My best friends in New Orleans (all of them!) send me a wonderful surprise every Mardi Gras to remind me of all the great times we have had living in the Sportsman's Paradise of Louisiana.

This, ladies and gentlemen, is the best Mardi Gras King Cake!



This is made with cinnamon, my favorite!



If you have never had a cinnamon King Cake, you must have some before you leave this Earth. It is AMAZING especially with hot coffee!

It ain't too bad with a cold glass of milk after dinner, either!



It came with some purple, gold and green Mardi Gras beads, doubloons, and a prized cup (to pour your favorite drank when you get your drank on)! The ladies love catching the strings of pearls; me, I always catch me some cups!
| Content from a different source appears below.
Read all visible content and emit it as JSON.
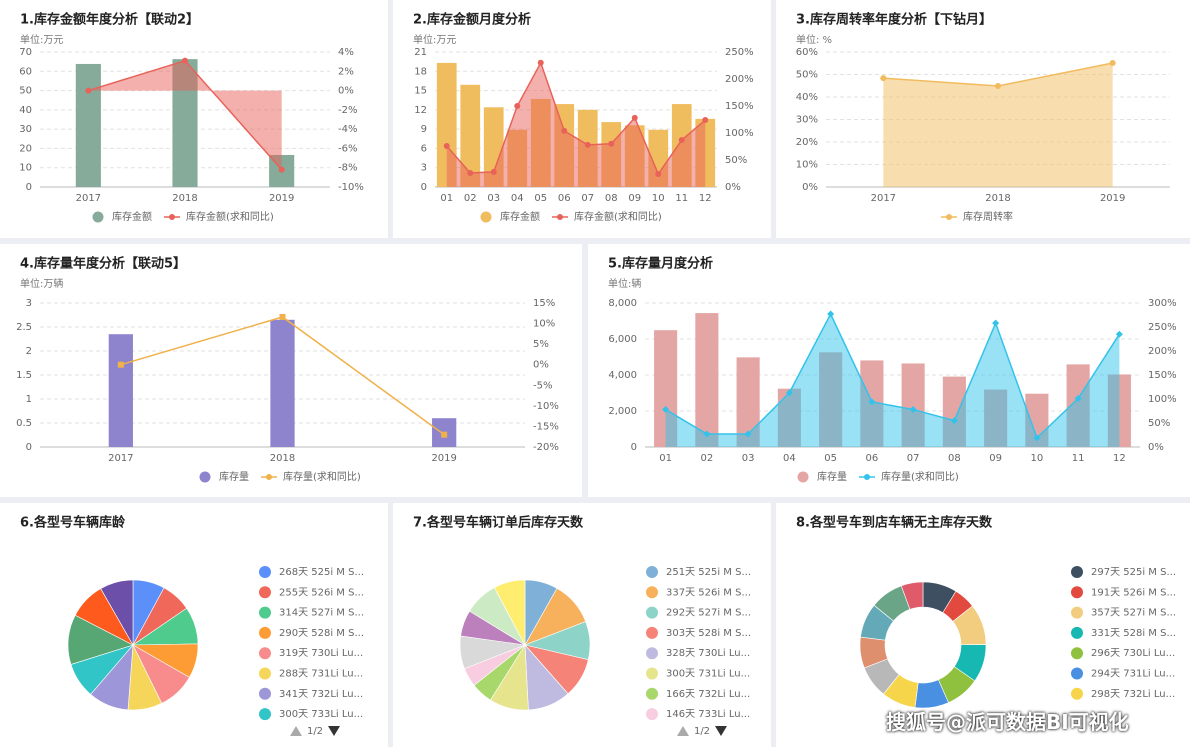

Some of y'all may not know about Mardi Gras. Feel free to "acks" me anything. Time of your life, kid!


----------



## FlowRider (Apr 7, 2019)

https://m.youtube.com/watch?v=aSZzsWRx_IE


----------



## FlowRider (Apr 7, 2019)

Yeah, I wrote "acks" instead of "ask'd" because that how dem Cajuns sez it!

Acks me how I know...!


----------



## M311att (May 22, 2017)

Randazzo's.....strong. Mckenzies king cake will always hold a place in my heart but most found it kind of dry. But they were the only ones big enough to feed the whole class.


----------